Lumen-jwt is a great library that easily adds JavaScript Web Token (JWT) authentication to any Lumen application. I recently had the opportunity to submit my second pull request to the project, allowing user accounts to be uniquely identified via fields other than id
, which was previously the only option. (As of this writing the PR has been approved, but not yet merged.)
There is now a key called JWT_ID_FIELD
that can optionally be added to a project’s .env
file to specify the name of the field that should be used to look up and uniquely identify users.
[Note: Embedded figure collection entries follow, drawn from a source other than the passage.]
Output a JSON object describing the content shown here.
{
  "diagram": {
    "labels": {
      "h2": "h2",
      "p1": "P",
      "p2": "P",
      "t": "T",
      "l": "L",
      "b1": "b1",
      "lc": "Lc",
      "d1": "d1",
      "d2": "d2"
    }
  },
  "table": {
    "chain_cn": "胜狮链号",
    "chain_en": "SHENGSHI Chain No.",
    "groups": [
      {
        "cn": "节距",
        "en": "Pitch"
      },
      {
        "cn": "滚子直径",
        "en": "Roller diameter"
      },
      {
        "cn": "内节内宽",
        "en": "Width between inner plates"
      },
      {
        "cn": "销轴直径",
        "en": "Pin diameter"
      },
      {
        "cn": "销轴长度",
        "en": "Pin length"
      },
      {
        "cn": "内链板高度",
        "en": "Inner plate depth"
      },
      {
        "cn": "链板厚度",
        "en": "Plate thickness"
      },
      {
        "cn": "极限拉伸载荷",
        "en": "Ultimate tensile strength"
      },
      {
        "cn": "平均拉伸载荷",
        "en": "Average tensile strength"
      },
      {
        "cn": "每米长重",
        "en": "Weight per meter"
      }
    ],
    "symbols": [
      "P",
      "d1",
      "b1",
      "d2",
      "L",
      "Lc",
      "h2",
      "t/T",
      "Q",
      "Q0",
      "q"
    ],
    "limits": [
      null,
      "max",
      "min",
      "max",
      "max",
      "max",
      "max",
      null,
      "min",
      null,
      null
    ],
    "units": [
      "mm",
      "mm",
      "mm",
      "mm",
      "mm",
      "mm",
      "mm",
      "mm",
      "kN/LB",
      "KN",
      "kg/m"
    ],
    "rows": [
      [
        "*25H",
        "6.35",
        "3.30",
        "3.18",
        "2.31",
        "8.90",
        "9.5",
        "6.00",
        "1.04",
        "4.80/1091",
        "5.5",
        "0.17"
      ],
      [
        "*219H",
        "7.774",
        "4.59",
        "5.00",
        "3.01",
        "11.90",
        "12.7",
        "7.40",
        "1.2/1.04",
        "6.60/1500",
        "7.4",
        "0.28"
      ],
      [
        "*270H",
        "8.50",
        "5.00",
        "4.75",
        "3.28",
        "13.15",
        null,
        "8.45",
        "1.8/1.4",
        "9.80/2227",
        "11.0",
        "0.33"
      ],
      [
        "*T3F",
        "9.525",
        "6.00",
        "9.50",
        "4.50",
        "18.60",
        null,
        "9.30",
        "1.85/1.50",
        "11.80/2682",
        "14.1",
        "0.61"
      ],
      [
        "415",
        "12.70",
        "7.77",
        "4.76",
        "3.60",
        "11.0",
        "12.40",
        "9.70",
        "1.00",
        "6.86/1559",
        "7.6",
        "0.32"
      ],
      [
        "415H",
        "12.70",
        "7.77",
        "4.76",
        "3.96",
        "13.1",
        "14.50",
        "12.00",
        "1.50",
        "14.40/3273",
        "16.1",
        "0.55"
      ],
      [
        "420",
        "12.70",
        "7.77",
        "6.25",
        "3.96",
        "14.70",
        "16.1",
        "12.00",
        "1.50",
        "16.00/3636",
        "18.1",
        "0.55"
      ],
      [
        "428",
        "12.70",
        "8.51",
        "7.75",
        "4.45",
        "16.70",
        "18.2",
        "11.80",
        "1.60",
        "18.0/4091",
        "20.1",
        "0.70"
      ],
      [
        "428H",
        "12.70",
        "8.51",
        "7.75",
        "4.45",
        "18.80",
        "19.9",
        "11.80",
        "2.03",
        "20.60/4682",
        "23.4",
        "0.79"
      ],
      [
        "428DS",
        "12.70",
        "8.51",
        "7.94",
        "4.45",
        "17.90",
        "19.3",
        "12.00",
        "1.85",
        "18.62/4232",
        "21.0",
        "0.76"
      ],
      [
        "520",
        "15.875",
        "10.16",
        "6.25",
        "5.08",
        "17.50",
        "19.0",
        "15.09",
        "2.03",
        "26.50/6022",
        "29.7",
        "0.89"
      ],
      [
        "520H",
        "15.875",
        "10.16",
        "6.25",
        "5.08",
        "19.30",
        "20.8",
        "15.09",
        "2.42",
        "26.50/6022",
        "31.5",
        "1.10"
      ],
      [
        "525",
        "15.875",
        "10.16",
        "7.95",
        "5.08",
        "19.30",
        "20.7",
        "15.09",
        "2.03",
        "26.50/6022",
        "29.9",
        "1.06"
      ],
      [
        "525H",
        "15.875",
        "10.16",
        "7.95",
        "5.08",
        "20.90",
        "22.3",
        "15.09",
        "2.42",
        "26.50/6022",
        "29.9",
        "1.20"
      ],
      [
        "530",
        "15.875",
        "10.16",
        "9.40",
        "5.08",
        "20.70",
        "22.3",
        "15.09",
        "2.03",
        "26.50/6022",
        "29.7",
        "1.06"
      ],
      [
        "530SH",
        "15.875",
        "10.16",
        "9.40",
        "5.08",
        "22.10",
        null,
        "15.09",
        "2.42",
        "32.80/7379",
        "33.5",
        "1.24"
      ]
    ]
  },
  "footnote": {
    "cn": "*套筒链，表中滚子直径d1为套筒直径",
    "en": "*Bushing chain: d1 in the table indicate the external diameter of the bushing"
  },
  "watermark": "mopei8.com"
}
The default is of course id
, so any existing applications that don’t specify a value will continue to work without any changes.
So if the primary key field in your user table is user_id
, username
, or indeed anything else, then using lumen-jwt is straightforward:
1 2 |
# Specify accounts should be looked up by username JWT_ID_FIELD=username |
My original use case for this feature was to allow using hashids to identify users without exposing database ids publicly. If an alternative unique id field such as this is persisted in your user model then you’re already done.
Another option is for the hashids to be computed properties, calculated via Eloquent mutators whenever a user instance is loaded. The down side to this approach is that there isn’t a straightforward method for retrieving the model corresponding to a given hashid. Instead, you can write a custom user provider to decode the hashid before retrieving the user―that will be the subject of a future post.